01 March 2010

The GRI framework

Due to growing concerns about the legitimacy and viability of business practices, businesses were more and more solicited by NGOs and administrations to not anymore only report on their financial health but also on the environmental impact of their activities and the respect of the Human Rights. The first strong international stimuli came from the Brundtland commission in 1987.

The first company to comprehensively report on the environmental impact of its activities was the Norwegian aluminium producer Norsk Hydro in 1989. The following decade saw an outburst of Triple Bottom Line reporting framework standards muddying up the water and clouding the issue for stakeholders. To provide a more readable picture and further enhance responsible decision-making, the Global Reporting Initiative (GRI) was created in 1997, with the support of the United Nations Environment Programme (UNEP), with the aim of producing an harmonized framework as scalable and routine as financial reporting frameworks are. In 2000 it became a permanent institution, headquartered in Amsterdam, the Netherlands. Although the GRI is independent, it remains a collaborating centre of UNEP and works in cooperation with the United Nations Global Compact.

The GRI reporting framework is now recognized worldwide as being one of the most prevalent standards for Sustainability Reporting or Triple Bottom Line reporting. This acceptance stemming from the way it was established and devised, that is through a multi-stakeholder, consensus-seeking approach. Thanks to this approach, a broad cross-section of the society – business, civil society, labour, accounting, investors, academics, governments, and others – from all around the world agreed on what the guidelines should contain and what the sets of indicators should be, subsequently paving the way for its large acceptance. Indeed, in January of last year, more than 1,500 organizations spanning 60 countries were using its guidelines to release their sustainability reports, be it corporate businesses, public agencies, smaller enterprises, NGOs and/or industry groups.

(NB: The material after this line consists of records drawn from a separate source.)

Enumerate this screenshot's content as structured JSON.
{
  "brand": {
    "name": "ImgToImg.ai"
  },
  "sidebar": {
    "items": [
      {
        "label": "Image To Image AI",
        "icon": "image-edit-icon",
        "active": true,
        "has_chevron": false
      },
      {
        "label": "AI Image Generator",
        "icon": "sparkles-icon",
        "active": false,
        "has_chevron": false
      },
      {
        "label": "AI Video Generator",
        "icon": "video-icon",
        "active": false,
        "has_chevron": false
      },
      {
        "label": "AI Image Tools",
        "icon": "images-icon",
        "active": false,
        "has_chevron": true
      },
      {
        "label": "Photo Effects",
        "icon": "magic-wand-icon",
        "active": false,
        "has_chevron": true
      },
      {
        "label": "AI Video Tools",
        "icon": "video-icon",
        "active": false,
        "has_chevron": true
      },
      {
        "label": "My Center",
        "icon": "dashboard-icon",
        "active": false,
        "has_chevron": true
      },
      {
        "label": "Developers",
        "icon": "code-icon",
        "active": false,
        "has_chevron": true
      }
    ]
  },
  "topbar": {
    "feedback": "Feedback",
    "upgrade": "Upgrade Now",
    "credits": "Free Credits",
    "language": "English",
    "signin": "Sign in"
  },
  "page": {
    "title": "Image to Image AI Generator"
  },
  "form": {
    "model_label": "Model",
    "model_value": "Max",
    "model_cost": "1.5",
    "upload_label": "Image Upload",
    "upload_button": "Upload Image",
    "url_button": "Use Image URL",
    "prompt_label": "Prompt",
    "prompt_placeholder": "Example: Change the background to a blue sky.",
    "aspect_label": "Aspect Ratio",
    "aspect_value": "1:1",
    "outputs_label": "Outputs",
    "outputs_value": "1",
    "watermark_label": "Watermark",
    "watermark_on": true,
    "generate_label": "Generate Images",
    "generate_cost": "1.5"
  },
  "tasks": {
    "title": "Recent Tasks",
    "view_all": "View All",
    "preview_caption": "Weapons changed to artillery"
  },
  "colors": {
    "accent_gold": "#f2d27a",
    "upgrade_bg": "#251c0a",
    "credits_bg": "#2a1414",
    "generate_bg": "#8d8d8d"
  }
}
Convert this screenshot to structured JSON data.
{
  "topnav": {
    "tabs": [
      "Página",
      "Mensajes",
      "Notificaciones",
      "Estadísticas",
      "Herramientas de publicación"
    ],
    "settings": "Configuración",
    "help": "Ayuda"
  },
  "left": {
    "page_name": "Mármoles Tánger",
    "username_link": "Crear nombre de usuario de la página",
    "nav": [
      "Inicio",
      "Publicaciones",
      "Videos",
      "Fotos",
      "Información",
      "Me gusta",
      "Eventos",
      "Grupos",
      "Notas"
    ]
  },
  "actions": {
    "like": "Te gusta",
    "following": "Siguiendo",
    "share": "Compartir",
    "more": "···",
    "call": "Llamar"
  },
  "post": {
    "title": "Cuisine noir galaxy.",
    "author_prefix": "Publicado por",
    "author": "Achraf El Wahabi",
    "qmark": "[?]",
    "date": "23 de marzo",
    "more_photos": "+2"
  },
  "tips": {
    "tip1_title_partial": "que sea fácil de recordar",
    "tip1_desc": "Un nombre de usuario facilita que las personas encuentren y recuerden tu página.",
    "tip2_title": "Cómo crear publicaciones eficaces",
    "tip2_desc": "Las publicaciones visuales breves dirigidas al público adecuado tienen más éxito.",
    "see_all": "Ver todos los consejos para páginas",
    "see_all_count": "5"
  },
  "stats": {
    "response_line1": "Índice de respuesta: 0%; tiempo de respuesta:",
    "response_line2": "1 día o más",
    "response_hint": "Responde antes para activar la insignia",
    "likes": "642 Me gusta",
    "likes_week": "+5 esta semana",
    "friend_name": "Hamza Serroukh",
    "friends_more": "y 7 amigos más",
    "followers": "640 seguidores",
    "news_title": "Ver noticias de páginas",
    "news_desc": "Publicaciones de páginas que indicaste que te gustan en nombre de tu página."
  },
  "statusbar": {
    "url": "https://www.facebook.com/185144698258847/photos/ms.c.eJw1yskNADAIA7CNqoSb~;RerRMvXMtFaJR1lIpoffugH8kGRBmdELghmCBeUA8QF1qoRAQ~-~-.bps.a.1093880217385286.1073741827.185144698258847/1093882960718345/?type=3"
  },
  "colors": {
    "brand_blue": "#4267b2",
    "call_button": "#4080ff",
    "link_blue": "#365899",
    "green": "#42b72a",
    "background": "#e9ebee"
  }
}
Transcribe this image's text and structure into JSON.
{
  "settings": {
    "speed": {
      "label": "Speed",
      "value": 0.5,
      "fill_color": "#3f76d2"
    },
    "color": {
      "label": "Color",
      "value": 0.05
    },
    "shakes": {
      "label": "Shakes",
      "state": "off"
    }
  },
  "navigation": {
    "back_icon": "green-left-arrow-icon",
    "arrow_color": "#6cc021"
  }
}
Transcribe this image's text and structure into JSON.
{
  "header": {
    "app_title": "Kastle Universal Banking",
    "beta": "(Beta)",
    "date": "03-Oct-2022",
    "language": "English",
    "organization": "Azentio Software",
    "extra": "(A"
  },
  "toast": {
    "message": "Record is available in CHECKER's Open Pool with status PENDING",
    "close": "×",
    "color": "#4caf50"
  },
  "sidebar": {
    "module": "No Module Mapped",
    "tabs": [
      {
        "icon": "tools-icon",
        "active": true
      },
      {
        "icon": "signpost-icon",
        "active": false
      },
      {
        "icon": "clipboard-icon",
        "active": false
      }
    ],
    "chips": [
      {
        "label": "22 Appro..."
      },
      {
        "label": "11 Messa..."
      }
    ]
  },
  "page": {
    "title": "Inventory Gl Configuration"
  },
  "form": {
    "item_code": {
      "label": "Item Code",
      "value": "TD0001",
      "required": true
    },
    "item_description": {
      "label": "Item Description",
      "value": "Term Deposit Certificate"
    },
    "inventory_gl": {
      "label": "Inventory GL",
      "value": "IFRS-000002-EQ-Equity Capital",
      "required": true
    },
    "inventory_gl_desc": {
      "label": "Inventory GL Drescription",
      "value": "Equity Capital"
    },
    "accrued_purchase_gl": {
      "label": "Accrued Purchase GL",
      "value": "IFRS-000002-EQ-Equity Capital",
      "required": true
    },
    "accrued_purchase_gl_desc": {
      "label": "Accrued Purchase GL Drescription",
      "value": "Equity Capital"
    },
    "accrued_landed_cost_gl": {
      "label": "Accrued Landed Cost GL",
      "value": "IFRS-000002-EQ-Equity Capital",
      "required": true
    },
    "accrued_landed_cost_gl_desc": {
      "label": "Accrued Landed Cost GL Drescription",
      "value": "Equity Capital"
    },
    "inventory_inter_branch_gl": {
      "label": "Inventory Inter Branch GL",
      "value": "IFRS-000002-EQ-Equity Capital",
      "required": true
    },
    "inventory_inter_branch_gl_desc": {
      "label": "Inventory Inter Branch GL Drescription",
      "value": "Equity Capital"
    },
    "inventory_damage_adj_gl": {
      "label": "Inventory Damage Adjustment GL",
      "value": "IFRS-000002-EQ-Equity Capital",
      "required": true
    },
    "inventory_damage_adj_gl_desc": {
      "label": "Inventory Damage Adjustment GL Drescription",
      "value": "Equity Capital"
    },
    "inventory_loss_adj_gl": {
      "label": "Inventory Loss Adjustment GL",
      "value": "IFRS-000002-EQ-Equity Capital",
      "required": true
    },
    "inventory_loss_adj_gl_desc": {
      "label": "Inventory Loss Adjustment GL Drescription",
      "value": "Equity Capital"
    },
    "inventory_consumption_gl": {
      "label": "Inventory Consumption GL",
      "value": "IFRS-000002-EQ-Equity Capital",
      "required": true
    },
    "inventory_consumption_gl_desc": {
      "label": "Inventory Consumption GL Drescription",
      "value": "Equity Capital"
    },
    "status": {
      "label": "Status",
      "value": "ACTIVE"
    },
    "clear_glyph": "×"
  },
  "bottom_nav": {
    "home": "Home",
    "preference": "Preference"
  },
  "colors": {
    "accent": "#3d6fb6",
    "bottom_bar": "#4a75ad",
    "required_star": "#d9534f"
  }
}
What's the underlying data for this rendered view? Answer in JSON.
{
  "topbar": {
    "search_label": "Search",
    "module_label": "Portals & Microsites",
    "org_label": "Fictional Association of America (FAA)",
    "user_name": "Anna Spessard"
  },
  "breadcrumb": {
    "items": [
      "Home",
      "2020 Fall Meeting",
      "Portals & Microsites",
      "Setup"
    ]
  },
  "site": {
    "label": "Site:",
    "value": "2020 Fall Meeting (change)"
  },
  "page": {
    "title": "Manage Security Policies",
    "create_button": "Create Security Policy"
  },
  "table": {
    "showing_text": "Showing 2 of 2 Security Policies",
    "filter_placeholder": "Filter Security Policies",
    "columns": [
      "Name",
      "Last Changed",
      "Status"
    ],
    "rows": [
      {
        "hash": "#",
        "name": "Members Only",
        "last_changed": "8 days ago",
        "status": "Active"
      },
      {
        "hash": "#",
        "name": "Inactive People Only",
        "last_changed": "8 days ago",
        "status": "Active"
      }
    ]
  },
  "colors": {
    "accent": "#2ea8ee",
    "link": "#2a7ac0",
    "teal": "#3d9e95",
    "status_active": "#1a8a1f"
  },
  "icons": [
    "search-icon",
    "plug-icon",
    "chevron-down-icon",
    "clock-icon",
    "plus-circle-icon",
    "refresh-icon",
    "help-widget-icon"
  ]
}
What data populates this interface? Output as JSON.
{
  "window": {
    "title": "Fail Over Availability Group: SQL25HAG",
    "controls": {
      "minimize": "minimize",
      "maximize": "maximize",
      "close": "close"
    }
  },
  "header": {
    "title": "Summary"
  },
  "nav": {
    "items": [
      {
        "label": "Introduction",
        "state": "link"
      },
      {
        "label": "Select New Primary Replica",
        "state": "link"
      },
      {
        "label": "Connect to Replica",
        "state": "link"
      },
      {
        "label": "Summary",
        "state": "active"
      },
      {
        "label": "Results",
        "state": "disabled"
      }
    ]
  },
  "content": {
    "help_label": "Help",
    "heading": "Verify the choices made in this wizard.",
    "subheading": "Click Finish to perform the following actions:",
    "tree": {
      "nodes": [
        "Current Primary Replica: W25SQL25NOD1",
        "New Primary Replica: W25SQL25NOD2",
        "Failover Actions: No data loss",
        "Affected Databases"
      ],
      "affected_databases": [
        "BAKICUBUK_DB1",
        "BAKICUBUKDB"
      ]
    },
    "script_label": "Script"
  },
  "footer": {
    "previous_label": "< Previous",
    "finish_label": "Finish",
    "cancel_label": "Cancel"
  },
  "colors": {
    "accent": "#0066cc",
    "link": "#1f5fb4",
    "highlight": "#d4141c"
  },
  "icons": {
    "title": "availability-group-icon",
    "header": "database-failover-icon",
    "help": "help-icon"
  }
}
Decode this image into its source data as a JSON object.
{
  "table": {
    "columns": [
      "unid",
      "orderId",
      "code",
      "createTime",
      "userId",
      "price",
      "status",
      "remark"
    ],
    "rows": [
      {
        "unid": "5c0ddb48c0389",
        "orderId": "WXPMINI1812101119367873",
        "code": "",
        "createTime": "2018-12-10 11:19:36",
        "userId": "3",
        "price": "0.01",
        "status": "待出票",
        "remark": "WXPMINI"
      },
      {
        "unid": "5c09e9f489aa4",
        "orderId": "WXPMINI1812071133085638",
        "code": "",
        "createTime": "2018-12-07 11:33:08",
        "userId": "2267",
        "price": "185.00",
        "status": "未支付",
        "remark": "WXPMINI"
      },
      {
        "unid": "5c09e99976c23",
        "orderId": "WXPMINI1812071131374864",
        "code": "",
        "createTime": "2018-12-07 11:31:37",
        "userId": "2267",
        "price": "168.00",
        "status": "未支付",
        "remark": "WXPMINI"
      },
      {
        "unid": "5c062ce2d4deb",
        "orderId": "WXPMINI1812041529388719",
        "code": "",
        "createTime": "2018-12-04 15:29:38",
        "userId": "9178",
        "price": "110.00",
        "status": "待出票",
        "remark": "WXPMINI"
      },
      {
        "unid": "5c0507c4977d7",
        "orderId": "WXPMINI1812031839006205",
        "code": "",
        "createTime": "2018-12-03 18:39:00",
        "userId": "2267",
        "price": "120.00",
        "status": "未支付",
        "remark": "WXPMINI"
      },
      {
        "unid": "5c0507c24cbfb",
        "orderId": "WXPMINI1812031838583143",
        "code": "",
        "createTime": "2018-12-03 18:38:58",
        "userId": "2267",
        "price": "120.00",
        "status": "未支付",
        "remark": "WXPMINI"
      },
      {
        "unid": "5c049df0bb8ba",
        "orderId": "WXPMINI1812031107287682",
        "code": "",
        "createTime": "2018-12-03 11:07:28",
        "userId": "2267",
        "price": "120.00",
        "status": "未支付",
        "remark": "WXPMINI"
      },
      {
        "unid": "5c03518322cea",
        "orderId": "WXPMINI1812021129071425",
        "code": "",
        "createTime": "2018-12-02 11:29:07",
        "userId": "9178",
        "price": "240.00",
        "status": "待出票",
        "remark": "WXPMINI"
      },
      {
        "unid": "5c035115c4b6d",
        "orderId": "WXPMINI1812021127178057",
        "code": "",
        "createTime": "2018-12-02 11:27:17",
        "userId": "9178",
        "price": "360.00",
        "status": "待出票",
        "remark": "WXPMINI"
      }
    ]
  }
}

Guidelines have been upgraded three times to allow for an always broader coverage of environmental impacts and social aspects. The G3 guidelines standing for “Third Generation” and launched in October 2006 thereby build on the G2 guidelines (released in 2002) themselves being an evolution of the initial guidelines, initially set up in 2000. A comprehensive version of the G3 GRI guidelines are available here.

On environmental performances, companies have the opportunity to report upon a 16-core-indicator suite along with an extra 19-additional-indicator suite formulated in the G3 GRI. These two indicator suites encompass nine core aspects as depicted in the following table:

The comprehensiveness of a GRI TBL report can be of three levels: A, B or C; A being the most thorough. In addition, a report can either be self-declared, third-party-checked or GRI-checked. In the two latter cases, the declaration is annotated with a "+". For instance, a B+-compliant G3 GRI report is a third-party or GRI-checked B-level compliant report. The difference between the three different levels is summed up in the figure below.

The GRI framework being a UN-backed programme, eCO2labs fully acknowledge its reliability and transparency. Some of our data points will thus be sourced from GRI-checked reports with the objective to provide you with an even more readable overview of environmental practices across a wide cross-section of businesses around the world.